Un éclair traversa le regard de Françoise et ses mains se mirent à trembler. Thomas précisa :
— Une voix surgie de nulle part, puissante, diffuse.
— Alors soit je ne suis pas folle, soit c’est un signe céleste qui nous prévient que nous allons bientôt y passer tous les deux. Évitons de prendre la voiture ensemble.
— Madame Quenon, depuis combien de temps entendez-vous cette voix ?
— Je ne sais plus. Laissez-moi réfléchir… Maintenant que vous me posez la question, je me souviens que pour mon anniversaire voilà deux ans, elle a chanté encore plus divinement que d’habitude.
— Vous n’avez jamais cherché à savoir d’où elle venait ?
— Elle n’est pas de ce monde, docteur.
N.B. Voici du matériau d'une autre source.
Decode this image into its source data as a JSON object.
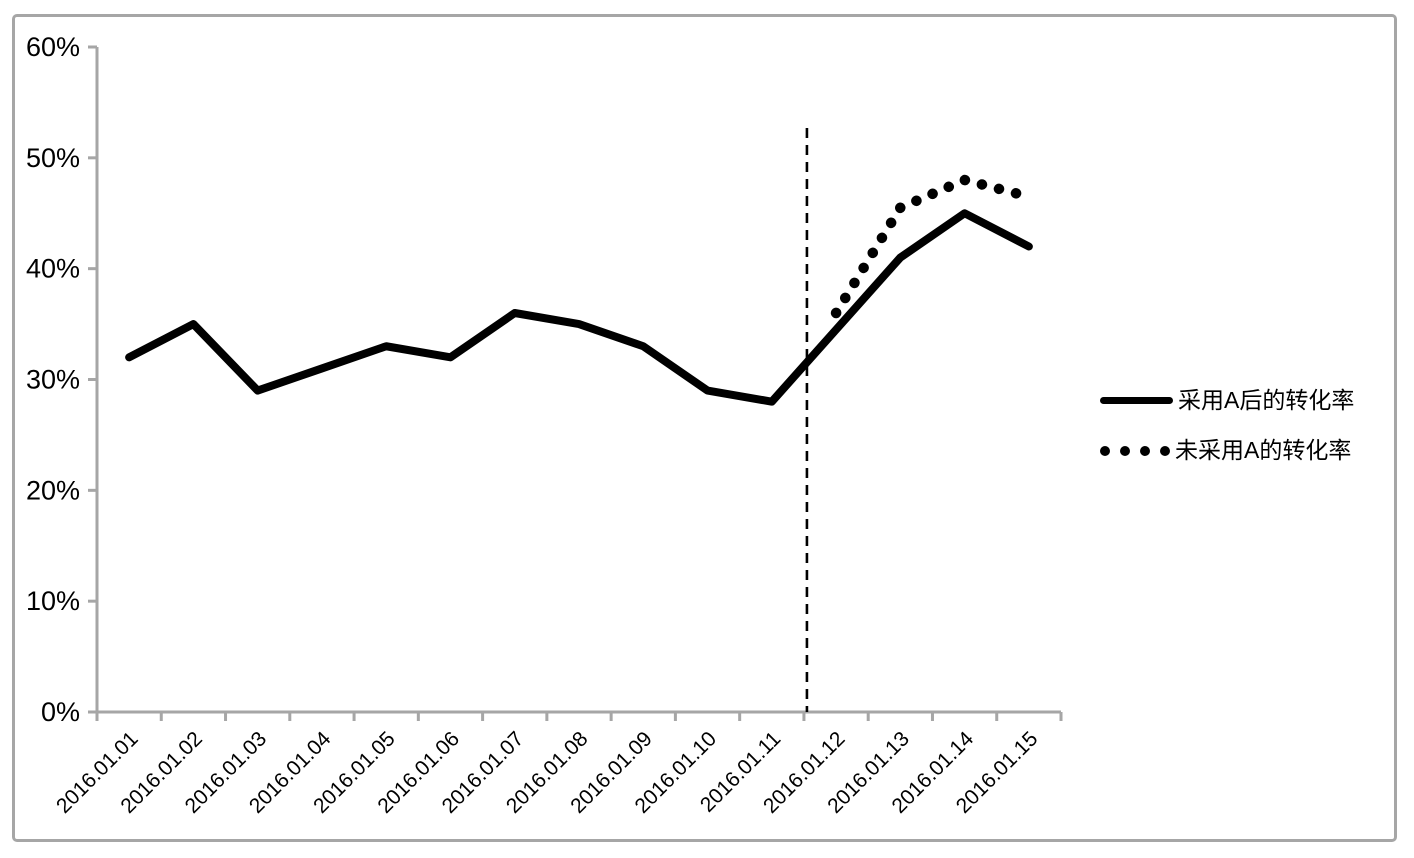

On ne peut pas tout expliquer. Il faut accepter ce que l’on ne comprend pas. Je n’ai pas cherché à lui trouver une cause rationnelle, mais j’ai voulu aller vers elle.
— Et alors ?
— Une nuit, je suis sortie par ma fenêtre pour m’en approcher. Je me suis fait mal avec ces acrobaties, c’est la seule fois où j’ai regretté de ne plus avoir vingt ans ! J’ai erré dans le jardin. J’ai même perdu un chausson. Je n’ai pas eu peur parce que le chant était là. Par un étrange sortilège, il semblait s’éloigner chaque fois que j’avançais dans sa direction. Comme si dans son infinie sagesse, ce prodige se protégeait de ceux qui veulent le trouver. J’aurais voulu courir vers sa beauté.
Thomas saisit doucement les mains de Françoise.
— Merci, madame Quenon. Merci beaucoup. Si vous l’entendez à nouveau, prévenez-moi.
— Vous aussi, docteur, promettez-le-moi.
Le docteur n’avait pas croisé l’infirmière depuis l’aide à la toilette des résidents. Il souhaitait pourtant lui parler d’un sujet délicat. C’est en jetant un coup d’œil par la fenêtre de la salle commune qu’il l’aperçut dans le jardin. Il sortit la rejoindre.
— Alors Pauline, vous profitez du bon air ?
Elle lui désigna un périmètre délimité par des piquets de bois.
— Notre futur potager. Qu’en dites-vous ? On aura la place de circuler autour et il n’est pas trop grand. J’ai bien pensé l’installer sous la fenêtre d’Hélène, près du parterre de fleurs là-bas, mais elle ne veut pas que l’on s’en approche. Dommage. L’exposition était parfaite et le mur aurait renvoyé la chaleur et la lumière. Ce n’est pas grave.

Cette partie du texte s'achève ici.